The tax applies only to the gains, not the total amount received from the asset's sale.

Also Read: Types of Mutual funds in India based on investment goals, asset class, risk and more

Various Assets, Holding Period and Tax Rate

The tax rate for LTCG varies based on the type of asset and the period it is held. For instance, the LTCG on the sale of listed equity shares and equity-oriented mutual funds, where STT (Securities Transaction Tax) is paid, and the asset is held for more than a year, is taxed at ten percent if the gain exceeds Rs1 lakh. The tax rate for other assets, such as property or gold, is 20 percent with indexation.

Assets LTCG Tax Rates
Equity-oriented mutual funds, stocks 10%
Gold, real estate and land, flats, debt funds, various assets 20%

How to Calculate LTCG

Calculating LTCG can be a complex process as it involves several steps.

  1. The first step is to calculate the full value of consideration. This is the amount that the asset is sold for.
  2. Next, deduct the cost of acquisition (what you paid when you bought the asset) and the cost of improvement (any expenses incurred to improve the asset).
  3. Also, deduct any expenditures related to the transfer of the asset.
  4. The resulting amount is your LTCG.

So, for example, if you bought a property for Rs50 lakh and sold it for Rs80 lakh, your LTCG would be Rs30 lakh.

Also Read: Section 80C: Income tax deduction and limits under section 80C, 80CCD in 2023

Set Off and Carry Forward

Two concepts that help taxpayers minimise their tax liability are set off and carry forward. Set off allows you to offset losses against gains in the same year, reducing your taxable income. For example, if you made a profit of Rs50,000 from selling shares but incurred a loss of Rs20,000 from selling property, you can offset the loss against the gain, reducing your taxable income to Rs30,000.

On the other hand, carry forward allows you to carry forward your losses to future years and offset them against future gains. This can be particularly beneficial when the losses are substantial.

Also Read: How to check ITR refund status online


Indexation is a technique to adjust the purchase price of an investment to reflect the effect of inflation over the holding period. This adjusted cost is called the indexed acquisition cost. Indexation benefits are available only for specific long-term capital assets. It helps to increase the acquisition cost of the asset, thereby reducing the total taxable amount.

Exemptions on Long Term Capital Gains Tax

Certain exemptions under the Income Tax Act can help reduce your LTCG tax liability. Some of these include LTCG on the sale of a residential house, LTCG on the sale of land and building, and LTCG Tax Exemptions on the sale of agricultural land.

For instance, Section 54 exempts LTCG from selling a house property if the gains are used to buy another house property.


1. What are the differences between short-term and long-term capital gains?

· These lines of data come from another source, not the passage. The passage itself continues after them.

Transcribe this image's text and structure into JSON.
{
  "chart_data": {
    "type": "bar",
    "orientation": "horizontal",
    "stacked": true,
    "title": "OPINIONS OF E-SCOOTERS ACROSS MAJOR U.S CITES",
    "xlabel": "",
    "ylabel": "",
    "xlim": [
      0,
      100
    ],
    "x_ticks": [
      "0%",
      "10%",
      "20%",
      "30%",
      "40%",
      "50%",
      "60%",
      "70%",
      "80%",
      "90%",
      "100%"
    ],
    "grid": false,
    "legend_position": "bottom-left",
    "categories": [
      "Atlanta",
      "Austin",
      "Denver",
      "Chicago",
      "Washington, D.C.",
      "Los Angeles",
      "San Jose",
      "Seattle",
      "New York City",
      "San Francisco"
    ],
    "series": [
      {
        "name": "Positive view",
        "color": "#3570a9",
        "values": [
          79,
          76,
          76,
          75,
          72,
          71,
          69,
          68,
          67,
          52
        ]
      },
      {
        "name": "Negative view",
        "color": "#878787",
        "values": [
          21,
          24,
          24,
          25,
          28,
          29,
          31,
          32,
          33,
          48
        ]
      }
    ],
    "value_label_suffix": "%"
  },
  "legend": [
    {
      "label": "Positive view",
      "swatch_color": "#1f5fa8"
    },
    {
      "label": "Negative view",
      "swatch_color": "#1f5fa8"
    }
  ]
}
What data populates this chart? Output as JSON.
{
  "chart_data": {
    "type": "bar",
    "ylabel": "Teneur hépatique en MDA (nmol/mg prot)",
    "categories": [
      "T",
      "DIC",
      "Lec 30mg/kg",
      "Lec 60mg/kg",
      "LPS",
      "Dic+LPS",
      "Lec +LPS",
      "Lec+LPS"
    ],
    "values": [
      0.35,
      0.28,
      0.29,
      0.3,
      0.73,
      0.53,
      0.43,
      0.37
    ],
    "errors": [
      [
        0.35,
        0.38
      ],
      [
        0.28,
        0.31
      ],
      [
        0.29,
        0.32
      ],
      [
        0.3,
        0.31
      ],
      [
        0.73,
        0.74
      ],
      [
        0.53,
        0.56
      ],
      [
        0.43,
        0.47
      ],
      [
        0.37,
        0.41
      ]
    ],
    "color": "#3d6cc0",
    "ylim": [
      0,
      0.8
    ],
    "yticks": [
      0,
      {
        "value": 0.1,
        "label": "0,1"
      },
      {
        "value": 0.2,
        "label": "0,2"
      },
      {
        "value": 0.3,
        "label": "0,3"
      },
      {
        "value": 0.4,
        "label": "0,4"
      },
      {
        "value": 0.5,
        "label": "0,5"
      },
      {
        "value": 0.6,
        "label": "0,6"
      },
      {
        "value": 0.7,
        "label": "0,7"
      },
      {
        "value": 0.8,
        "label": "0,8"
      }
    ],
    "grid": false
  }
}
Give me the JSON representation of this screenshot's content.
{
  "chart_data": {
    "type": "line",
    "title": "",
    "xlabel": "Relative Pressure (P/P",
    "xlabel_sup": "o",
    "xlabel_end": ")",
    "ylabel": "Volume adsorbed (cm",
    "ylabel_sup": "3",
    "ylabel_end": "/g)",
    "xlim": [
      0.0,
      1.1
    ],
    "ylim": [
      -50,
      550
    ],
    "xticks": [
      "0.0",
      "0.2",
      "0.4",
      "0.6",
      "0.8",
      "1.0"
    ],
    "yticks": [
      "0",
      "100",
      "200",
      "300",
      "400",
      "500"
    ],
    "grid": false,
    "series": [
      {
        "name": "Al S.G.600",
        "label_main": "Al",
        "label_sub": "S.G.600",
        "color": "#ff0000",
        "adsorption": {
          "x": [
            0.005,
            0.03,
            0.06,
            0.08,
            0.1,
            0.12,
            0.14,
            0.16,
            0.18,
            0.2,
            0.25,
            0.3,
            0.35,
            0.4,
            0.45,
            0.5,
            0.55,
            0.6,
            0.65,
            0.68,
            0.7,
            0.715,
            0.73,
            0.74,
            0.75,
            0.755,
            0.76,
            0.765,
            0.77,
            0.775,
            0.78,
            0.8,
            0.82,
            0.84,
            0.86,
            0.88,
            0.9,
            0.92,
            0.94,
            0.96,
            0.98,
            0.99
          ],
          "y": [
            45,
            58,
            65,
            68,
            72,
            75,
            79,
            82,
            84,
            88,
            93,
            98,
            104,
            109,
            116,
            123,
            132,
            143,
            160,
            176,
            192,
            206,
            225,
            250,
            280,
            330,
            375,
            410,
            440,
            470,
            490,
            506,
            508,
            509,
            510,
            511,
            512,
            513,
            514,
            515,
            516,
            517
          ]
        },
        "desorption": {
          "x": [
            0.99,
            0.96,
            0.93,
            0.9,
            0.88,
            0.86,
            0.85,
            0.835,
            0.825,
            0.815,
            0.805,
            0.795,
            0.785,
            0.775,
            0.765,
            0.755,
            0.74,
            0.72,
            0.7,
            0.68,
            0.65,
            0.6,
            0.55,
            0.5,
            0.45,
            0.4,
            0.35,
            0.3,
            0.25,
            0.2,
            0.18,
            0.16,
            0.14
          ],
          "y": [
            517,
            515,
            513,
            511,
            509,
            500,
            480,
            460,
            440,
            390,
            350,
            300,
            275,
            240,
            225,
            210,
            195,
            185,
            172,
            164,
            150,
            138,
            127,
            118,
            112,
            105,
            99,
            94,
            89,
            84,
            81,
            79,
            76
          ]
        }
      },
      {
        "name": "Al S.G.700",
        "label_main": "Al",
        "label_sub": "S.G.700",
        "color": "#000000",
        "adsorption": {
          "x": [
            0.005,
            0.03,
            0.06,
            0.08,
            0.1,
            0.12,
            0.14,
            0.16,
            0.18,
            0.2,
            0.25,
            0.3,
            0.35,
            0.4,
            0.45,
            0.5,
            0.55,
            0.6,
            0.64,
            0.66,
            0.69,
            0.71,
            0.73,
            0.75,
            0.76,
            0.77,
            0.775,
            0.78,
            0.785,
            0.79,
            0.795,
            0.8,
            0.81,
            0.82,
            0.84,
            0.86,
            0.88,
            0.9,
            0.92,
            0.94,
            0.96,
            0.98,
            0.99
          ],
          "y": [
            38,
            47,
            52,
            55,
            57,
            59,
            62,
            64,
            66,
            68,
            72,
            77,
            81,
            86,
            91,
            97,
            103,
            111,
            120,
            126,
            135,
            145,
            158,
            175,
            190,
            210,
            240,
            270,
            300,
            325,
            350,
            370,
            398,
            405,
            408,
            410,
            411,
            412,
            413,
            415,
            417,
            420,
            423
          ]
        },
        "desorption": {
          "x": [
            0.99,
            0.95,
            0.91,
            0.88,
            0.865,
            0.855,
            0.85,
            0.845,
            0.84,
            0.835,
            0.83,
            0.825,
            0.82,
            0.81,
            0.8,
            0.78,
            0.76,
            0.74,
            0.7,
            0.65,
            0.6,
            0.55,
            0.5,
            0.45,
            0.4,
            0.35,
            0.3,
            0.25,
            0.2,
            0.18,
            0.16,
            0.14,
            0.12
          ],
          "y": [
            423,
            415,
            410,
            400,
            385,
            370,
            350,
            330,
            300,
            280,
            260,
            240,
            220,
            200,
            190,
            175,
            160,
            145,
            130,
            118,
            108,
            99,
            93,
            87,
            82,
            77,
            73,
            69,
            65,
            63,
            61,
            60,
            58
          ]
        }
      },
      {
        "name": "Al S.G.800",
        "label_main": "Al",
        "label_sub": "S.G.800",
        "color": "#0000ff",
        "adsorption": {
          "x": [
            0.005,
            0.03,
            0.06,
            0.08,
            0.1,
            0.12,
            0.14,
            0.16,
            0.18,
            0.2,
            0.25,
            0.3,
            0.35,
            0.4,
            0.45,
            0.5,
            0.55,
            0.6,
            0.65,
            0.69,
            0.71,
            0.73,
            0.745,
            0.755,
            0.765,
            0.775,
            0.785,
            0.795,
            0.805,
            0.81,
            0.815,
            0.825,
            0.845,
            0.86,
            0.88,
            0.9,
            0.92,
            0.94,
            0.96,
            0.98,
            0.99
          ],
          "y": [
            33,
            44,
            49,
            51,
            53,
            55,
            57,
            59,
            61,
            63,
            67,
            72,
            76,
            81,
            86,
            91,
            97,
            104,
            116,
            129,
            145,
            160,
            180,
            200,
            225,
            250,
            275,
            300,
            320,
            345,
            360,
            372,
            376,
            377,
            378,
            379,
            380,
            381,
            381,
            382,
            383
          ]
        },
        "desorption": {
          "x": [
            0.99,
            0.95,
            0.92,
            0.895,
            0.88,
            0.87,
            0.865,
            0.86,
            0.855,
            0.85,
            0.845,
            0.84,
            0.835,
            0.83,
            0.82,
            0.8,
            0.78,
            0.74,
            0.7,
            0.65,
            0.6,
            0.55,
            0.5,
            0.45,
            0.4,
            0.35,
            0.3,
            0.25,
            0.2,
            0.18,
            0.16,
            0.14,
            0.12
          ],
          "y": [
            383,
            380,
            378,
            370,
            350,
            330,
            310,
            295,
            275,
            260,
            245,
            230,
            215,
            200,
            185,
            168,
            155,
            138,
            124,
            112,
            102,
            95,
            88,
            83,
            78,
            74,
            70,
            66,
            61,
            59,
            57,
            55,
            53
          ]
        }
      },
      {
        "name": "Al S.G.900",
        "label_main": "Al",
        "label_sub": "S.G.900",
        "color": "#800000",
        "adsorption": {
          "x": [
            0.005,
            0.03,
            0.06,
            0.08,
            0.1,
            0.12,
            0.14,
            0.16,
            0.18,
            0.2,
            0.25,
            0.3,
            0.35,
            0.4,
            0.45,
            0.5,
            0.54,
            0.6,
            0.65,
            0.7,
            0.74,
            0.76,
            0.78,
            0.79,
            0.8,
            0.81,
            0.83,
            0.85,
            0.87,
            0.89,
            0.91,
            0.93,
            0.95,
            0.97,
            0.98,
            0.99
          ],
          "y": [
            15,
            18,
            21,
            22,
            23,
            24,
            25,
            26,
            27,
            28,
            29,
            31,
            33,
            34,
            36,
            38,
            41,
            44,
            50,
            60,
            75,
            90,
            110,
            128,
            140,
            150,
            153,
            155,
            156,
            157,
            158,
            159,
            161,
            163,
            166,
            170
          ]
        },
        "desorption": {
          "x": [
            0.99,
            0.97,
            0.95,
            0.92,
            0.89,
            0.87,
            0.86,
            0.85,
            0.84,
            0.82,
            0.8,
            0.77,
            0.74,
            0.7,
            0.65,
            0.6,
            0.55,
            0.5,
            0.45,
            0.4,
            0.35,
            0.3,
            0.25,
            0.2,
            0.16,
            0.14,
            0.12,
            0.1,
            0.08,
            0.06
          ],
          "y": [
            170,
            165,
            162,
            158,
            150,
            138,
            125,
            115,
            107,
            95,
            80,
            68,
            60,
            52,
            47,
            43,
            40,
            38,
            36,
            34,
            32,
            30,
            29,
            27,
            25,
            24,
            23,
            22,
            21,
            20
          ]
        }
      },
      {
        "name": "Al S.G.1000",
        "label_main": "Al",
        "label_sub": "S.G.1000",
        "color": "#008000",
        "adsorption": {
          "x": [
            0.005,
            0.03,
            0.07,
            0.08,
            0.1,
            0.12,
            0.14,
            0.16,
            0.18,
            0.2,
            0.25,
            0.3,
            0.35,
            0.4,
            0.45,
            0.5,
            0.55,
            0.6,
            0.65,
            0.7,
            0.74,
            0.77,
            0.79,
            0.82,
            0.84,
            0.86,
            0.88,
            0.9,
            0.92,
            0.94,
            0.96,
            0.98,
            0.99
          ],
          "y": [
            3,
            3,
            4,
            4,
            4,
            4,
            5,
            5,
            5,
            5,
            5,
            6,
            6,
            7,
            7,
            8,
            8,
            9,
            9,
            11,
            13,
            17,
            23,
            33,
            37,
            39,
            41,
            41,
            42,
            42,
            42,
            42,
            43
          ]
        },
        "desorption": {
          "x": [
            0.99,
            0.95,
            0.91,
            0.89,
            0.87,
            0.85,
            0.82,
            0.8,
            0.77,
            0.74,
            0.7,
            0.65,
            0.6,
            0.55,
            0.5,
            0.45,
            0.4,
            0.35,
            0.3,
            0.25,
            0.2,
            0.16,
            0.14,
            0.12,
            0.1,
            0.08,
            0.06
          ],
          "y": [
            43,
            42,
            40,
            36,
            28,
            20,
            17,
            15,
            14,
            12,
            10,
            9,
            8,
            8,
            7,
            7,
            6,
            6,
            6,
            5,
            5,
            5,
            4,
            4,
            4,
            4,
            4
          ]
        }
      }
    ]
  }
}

Short-term capital gains are defined by profits from the sale of an asset held for a short period, typically less than a year. Long-term capital gains, on the other hand, are profits from the sale of an asset held for more than a year. The tax amounts for short-term and long-term capital gains can be different.

2. How can I save tax on LTCG?

There are several ways to save tax on LTCG. These include investing in specified bonds, buying a new house property, or investing the gains in specified assets.

3. What is the rate of LTCG tax in India?

The rate of LTCG tax in India varies based on the type of asset. For listed equities and equity-oriented mutual funds, the rate is ten percent if the gain exceeds Rs1 lakh. For other assets, such as property or gold, the rate is 20 percent with indexation.